リディアードのランニング・バイブル──走ることの原点に立ち返る本
高校時代、部室の棚に一冊の本がありました。
タイトルは『リディアードのランニング・バイブル』。
当時はまだインターネットも普及しておらず、練習メニューは顧問の先生が組むのが基本でしたが、部活では「free」という日もあり、自分でメニューを考える必要がありました。そんなとき、練習の指針となったのが、部活の先輩が持ってきたこの本です。リディアードの理論を読みながら、「どうすれば強く、速く、長く走れるのか」を皆で試行錯誤していました。
リディアード理論の核心
アーサー・リディアードはニュージーランド出身の名コーチで、多くのオリンピックメダリストを育てた人物です。

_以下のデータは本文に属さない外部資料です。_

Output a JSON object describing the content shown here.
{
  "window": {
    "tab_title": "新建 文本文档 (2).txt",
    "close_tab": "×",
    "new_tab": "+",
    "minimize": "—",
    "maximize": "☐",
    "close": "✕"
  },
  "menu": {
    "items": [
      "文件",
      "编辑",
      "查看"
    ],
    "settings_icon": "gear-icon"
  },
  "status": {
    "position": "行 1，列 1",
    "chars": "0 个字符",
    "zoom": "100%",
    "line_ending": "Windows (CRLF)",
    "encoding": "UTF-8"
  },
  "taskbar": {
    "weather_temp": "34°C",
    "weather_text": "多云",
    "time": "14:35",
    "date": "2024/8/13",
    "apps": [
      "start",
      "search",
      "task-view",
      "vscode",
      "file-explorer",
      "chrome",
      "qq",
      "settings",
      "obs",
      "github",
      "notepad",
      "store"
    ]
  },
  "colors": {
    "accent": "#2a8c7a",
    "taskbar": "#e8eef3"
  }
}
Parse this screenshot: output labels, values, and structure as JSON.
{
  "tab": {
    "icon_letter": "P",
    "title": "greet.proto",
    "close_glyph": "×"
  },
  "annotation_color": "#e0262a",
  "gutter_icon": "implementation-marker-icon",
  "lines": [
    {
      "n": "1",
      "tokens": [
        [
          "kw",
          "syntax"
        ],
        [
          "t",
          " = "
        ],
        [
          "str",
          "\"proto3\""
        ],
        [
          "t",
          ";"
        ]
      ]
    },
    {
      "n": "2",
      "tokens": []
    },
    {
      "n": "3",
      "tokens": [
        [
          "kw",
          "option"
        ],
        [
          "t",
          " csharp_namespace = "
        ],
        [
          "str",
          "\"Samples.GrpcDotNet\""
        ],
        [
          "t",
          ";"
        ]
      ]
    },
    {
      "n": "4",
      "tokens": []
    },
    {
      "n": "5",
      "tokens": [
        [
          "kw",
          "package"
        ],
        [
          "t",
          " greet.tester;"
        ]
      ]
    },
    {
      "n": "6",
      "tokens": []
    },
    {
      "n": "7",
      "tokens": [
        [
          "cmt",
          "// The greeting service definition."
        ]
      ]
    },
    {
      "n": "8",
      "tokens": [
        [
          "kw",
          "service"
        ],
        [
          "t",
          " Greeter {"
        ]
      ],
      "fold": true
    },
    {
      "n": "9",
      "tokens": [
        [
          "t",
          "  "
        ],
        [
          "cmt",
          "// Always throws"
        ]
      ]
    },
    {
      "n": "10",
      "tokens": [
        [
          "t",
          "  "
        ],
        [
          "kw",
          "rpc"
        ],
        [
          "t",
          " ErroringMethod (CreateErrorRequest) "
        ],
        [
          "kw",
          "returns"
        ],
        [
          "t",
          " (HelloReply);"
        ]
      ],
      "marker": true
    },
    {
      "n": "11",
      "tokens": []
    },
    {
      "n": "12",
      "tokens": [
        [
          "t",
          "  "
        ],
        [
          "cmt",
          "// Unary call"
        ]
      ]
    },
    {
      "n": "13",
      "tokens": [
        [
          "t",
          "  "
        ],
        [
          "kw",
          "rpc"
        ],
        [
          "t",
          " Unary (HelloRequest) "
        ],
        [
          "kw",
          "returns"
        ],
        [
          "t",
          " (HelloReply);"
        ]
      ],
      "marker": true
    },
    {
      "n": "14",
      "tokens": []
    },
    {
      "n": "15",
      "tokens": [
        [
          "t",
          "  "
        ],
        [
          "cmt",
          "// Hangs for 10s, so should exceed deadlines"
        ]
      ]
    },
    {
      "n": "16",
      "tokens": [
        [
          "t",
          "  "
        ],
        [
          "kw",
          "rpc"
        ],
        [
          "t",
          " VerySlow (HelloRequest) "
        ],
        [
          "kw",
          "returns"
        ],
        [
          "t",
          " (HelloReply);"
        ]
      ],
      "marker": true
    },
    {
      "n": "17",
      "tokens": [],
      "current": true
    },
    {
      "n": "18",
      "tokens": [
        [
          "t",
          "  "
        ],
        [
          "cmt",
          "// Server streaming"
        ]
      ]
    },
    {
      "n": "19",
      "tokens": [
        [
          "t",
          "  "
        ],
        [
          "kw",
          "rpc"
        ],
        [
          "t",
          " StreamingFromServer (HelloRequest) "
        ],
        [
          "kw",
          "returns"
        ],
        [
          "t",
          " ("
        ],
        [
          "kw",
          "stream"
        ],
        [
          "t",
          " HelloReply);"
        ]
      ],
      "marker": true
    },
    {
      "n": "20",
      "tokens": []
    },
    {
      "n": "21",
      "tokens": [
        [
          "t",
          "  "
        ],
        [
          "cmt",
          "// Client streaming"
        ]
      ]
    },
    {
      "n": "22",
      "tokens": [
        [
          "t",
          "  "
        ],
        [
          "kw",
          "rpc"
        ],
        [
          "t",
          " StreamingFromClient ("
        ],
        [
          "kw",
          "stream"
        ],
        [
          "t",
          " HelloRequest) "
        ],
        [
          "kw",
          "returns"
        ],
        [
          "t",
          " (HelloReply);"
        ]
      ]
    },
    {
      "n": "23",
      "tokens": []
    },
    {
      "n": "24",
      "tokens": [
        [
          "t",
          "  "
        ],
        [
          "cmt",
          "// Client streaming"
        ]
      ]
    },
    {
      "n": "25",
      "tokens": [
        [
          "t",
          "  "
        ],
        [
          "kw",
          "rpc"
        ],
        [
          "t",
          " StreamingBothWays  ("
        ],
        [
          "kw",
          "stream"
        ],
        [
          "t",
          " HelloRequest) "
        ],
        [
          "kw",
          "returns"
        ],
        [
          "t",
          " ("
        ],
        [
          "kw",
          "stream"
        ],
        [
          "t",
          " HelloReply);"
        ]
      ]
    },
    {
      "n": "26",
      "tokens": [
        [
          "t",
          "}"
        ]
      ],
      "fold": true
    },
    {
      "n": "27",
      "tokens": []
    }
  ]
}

彼のトレーニング理論は、**有酸素のベースをしっかり作り、その上にスピードや調整を積み重ねていく段階的トレーニング(Periodization)**にあります。
- 有酸素期(ベース作り):長距離をゆっくり走り、心肺と脚を鍛える
- 丘陵走(ヒルトレーニング):坂道を使って筋力と持久力を強化
- スピード期:インターバルなどでスピードを磨く
- 調整期:試合に向けて仕上げる
この流れは現在のトレーニング理論にも脈々と受け継がれています。
ダニエルズ理論との共通点
近年は「ダニエルズのランニング・フォーミュラ」が定番の一冊として知られていますが、その根底にある考え方――有酸素能力の重視、トレーニングの段階構成、走行ペースの明確化――は、すでにリディアードの時代に形づくられていました。
つまり、最新理論をたどると最終的にリディアードに行き着くのです。
科学的な表現こそ変わっても、ランニングの本質は半世紀以上前から変わっていません。
今あらためて読み返して
大人になった今、再びこの本を手に取ると、高校時代に感じた“走る楽しさ”と“自分で考えて走る自由さ”を思い出します。
ページをめくるたびに、当時の汗の匂いや、部活帰りの夕暮れを思い出すような感覚。
リディアードの理論は、単なる練習法ではなく、自分の脚で未来を切り開く哲学でもありました。
この本は、これからもずっと本棚に置いておこうと思います。
人生のどこかでまた走りたくなったとき、きっとこの本を開くでしょう。